More than 700 cyclists from all over Santiago gathered last Sunday, September 13, for the great bike ride for Bosque Panul, carrying a clear message: "We want to conserve the forest and transform the city."
Around 1:00 p.m. last Sunday, with the sun blazing from its highest point, the first cyclists began to arrive — tired but with a smile of satisfaction after pedaling hard up the steep hill before reaching the forest entrance. It didn't take long for hundreds of cyclists to gather, taking the opportunity to decorate their bikes with Panul banners and signs referencing protection of the forest.
Cyclists came from all over Santiago that day to support the bike ride, with notable participation from riders from Quilicura, Buin, Santiago Centro, and Maipú, who crossed the entire city by bike to show their support for the protection of the forest and the collective creation of the community park.

At 3:00 p.m., with everything ready, the great column of bicycles descended the steep Av. Rojas Magallanes, then turned onto Av. La Florida and finally Walker Martínez in the direction of La Florida's municipality.

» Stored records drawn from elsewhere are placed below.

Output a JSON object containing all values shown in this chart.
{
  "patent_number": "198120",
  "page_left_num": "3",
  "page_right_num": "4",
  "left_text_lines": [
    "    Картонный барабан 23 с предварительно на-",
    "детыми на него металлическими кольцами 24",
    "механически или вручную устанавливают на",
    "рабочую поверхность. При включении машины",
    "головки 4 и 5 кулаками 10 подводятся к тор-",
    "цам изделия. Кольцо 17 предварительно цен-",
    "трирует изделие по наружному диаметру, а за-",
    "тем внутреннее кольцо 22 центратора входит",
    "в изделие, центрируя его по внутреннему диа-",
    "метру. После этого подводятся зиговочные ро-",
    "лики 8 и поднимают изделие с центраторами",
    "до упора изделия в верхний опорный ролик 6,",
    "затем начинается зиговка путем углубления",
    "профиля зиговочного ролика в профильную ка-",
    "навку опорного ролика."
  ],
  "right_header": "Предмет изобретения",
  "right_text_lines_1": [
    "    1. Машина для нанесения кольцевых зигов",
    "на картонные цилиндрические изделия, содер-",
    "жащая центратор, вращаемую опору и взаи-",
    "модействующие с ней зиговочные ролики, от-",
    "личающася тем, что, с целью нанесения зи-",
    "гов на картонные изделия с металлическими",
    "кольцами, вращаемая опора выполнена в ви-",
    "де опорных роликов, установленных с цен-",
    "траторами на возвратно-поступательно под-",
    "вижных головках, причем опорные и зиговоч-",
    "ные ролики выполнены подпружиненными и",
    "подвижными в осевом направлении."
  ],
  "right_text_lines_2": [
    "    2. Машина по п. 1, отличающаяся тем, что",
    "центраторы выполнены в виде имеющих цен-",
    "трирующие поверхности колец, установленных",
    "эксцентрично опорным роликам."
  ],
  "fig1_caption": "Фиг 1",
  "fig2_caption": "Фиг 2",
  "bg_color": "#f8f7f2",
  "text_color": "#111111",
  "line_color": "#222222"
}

The great caravan filled the doors of the municipality and delivered a clear message to the authorities, hanging hundreds of signs and posters on the municipality's doors referring to the protection of the forest and the creation of the community park. There were also messages alluding to the municipality's poor environmental management — its willingness to pave the way for concrete and the real estate business at the expense of green areas and the quality of life of La Florida's residents.

Why did they ride?
For more than 10 years, La Florida's residents have come together to save and defend Santiago's last native forest from the real estate threat. Today, Panul is increasingly close to disappearing — it remains private land and no authority has given it definitive protection. For its part, the real estate business has turned the city into a desolate place full of concrete, with diminished vegetation and few possibilities for efficient transportation alternatives to the car. Consequently, there is only one solution: rethink the city by conserving what we have left and transforming what exists for the benefit of everyone.
The Forest of Santiago
For a long time, Bosque Panul has been more than just a forest in La Florida's precordillera. It has established itself as an important green lung that benefits the inhabitants of all Santiago. This was reflected last Sunday when bike rides spontaneously formed from Maipú, Quilicura, Plaza Italia, and Puente Alto, drawing cyclists from across the capital to the Andean foothills of La Florida, joined by riders from Buin, Melipilla, and many other areas who came on their own initiative, with the conviction of defending this important forest. Panul not only helps clean the polluted air of the Santiago basin, but also regulates its temperature and retains rainwater, preventing further flooding in the city's impermeable streets. Additionally, the forest is increasingly consolidating itself as a place for contemplation, sport, and recreation.
Thus, Bosque Panul has become the most important forest in Santiago, known and visited by people from many parts of the city, who join the demand for expropriation and for management of a park from and with the community.